Traumatika (2024)

We have an unusual and specific start point in Traumatika (2024): Egypt, 1910. A man crosses a stretch of desert, clutching something he clearly wants to bury and forget, as he’s haunted by visions of his deceased son. This death – this murder – is linked to the object he’s carrying, a statuette of a pagan entity known as Volpaazu (relative of Pazuzu, maybe).

You get the distinct impression that the buried item will somehow find its way out of the sands of Egypt, and you’d be entirely right, at least to judge by what we first see once we have moved forward to our next chapter: California, 2003. We listen to a child making a 911 call, begging for help because his ‘mother is a monster’. He’s not wrong; it’s moments before we get this idea. Abigail (Rebekah Kennedy), as she stalks around the dilapidated, shadowy property, is terrifying: there’s no question permitted here. Covered in blood, gore and sores, scuttling around like a woman possessed, it turns out she is, in fact, a woman possessed.

Director Pierre Tsigaridis has form for these kinds of deliberately overblown horror spectacles, even if we can accept that, in Traumatika, he is reaching for far more emotive and emotional subject matter along the way. Two Witches (2012) was one big love letter to Sam Raimi and the excesses of supernatural-tinged gore, the kind of thing you either adore or abhor. Here, he has unashamedly done it again, this time invoking demonic possession in all its screeching, laughing, crawling glory, albeit forging interesting links between demons, sacrifice and contagion, which makes for a more than acceptable horror premise. Rebekah Kennedy starred in Two Witches too, and here she’s back, cementing her reputation as a damn fine genre actress, giving a lot to the role – whether this be the crazy physicality necessary, or the emotional vulnerability. The latter is important, because there’s more at play here than a relatively simple story of artefact-derived madness.

The film backfills its occult story with a story of family trauma, with the demonic entity handily finding purchase in a family already steeped in trauma and abuse. It’s deliberately grim and challenging in places, and an obvious criticism to level here is that the more emotive aspects can feel like an uncomfortable fit in places: intergenerational trauma married to the film’s relentless kind of splatter (particularly in the film’s first half) might not sit well with everyone. Personally, the film’s relentless early pace allows little time for these concerns, and personally, its good, even great qualities are enough to hold things together.
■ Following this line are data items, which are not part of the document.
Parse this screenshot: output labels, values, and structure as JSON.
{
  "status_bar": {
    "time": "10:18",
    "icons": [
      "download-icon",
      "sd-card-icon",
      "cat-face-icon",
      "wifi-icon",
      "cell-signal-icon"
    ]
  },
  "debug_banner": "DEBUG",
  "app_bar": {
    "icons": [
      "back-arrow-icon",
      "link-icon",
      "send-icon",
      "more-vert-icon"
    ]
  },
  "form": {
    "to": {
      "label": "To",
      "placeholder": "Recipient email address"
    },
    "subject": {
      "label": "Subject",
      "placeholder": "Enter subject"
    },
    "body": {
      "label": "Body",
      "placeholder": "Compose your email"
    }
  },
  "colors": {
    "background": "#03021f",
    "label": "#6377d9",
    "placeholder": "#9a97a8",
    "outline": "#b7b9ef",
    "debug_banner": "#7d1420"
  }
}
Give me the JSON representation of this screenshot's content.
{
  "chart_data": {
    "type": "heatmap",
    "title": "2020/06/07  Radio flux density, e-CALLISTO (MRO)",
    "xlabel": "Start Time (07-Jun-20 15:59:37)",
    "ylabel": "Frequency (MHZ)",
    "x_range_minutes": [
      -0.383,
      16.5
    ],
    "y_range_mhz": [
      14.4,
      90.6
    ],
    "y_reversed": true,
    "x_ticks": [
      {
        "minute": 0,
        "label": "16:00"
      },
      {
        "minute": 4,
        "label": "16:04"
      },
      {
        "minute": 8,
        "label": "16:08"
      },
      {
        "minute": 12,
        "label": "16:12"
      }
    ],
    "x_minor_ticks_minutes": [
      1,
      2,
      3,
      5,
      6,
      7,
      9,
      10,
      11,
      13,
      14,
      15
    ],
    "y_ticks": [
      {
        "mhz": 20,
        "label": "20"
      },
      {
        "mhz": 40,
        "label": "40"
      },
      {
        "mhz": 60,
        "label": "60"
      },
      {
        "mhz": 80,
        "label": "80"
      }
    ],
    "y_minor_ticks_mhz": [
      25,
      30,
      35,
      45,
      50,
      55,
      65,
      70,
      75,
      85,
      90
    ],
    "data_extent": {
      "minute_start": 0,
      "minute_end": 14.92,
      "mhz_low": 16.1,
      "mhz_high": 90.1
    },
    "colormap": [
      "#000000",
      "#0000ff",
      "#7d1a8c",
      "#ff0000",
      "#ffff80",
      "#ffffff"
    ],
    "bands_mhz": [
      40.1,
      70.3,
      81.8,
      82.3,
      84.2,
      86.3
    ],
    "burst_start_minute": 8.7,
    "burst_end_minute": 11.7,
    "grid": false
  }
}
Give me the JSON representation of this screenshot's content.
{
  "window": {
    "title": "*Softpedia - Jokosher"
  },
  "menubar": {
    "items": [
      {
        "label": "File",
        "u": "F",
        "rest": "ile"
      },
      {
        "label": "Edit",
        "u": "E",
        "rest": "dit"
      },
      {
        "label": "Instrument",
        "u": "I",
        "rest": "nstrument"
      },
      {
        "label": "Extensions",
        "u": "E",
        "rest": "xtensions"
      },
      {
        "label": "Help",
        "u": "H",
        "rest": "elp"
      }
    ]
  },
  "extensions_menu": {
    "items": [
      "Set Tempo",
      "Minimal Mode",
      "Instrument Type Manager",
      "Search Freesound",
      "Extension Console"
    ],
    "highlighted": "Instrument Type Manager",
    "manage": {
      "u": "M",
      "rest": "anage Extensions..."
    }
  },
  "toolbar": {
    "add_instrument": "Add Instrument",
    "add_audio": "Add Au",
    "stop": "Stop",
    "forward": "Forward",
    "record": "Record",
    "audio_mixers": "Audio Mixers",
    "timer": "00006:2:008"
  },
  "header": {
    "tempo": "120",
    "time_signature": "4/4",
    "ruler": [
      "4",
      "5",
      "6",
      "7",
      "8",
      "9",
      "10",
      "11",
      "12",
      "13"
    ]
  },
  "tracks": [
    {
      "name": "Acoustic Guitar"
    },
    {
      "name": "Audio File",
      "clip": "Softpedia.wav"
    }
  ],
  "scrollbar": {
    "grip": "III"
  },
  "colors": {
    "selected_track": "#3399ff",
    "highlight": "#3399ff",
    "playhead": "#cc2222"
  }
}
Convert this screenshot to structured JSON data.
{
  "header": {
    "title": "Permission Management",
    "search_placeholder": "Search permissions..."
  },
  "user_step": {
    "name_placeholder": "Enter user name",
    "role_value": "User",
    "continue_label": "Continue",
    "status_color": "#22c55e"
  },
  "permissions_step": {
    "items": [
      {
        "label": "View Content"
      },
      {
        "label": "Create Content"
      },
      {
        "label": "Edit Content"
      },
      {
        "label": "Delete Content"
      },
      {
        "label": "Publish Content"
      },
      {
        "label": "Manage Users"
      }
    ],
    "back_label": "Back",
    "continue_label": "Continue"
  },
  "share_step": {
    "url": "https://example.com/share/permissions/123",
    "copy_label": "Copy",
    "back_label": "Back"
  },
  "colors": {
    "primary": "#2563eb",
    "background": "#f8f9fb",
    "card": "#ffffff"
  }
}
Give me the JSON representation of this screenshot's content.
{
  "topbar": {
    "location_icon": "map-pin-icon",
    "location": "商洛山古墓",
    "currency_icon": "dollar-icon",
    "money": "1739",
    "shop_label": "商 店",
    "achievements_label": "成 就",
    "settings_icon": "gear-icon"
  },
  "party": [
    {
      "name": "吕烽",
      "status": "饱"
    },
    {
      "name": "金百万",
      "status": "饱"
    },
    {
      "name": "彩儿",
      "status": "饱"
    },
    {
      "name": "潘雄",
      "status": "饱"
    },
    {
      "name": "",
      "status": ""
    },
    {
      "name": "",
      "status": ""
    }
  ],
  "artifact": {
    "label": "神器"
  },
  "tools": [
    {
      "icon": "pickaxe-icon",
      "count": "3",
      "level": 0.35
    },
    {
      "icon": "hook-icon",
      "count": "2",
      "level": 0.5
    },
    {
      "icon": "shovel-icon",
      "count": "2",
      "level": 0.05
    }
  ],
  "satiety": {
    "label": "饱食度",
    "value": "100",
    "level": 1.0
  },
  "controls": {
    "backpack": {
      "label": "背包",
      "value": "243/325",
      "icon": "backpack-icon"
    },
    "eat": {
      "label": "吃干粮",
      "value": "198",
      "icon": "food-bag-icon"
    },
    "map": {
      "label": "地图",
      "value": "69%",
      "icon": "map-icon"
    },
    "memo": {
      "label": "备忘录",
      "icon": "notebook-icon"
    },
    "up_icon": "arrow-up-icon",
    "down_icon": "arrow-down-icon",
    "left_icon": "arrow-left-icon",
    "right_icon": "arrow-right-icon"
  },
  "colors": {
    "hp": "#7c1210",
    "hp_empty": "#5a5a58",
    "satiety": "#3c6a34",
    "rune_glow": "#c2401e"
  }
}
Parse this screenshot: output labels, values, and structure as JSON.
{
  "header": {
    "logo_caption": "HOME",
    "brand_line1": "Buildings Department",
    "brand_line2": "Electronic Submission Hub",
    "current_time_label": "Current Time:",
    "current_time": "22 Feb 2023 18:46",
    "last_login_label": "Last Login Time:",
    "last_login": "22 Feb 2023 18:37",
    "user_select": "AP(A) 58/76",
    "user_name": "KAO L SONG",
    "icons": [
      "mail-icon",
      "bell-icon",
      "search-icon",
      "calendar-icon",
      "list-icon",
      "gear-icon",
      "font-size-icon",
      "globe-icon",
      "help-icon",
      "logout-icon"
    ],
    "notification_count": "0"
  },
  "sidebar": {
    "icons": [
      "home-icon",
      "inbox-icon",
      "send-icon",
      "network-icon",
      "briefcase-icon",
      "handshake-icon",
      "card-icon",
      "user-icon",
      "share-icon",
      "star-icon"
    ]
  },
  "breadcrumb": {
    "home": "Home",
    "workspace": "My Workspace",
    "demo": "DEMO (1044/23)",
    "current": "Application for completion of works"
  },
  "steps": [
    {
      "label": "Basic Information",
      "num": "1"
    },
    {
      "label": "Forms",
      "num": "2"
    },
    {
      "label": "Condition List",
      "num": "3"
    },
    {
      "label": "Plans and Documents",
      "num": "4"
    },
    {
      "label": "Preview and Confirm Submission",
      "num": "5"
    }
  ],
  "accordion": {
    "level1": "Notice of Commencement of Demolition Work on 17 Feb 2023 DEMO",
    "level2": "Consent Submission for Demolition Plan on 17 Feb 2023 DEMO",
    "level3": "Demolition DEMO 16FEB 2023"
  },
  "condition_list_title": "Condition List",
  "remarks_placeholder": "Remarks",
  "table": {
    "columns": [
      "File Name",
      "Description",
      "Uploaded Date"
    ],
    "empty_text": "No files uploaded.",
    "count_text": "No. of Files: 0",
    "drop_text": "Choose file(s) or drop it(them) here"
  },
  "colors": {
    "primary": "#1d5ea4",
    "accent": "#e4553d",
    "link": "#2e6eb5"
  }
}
Whilst the fact that 2003 is presented here as a remote, historical era (right down to the Skinamarink-style retro kids TV footage) is a little galling, Traumatika has a lot to give. It’s a gory, violent, colourful, beautifully-shot, thumping great clout of a film, giving an initial dose of sensory overload which helps to set out its stall; perhaps the final leap forward to the present day is a leap too far for the modest eighty minute runtime, but it only starts to drift a little towards its close. What has come before can sustain it. It utilises a range of shooting styles, with the child’s eye view a particularly effective (and unsettling) motif, and there are great, horror-friendly sets throughout, good performances and a genuine sense of everyone being fully on board.

So whilst Traumatika is sometimes cluttered, sometimes a little free-falling, it’s only occasional, and it’s hard to deny Tsigaridis’s zeal and affection for the horror genre. He has striven to do more here by building on Two Witches, linking (surprisingly given the title) trauma with his more expected OTT elements, whirling us through a decently made and, in places, ambitious film.

Traumatika (2024) opened in select theatres (US) on September 12th.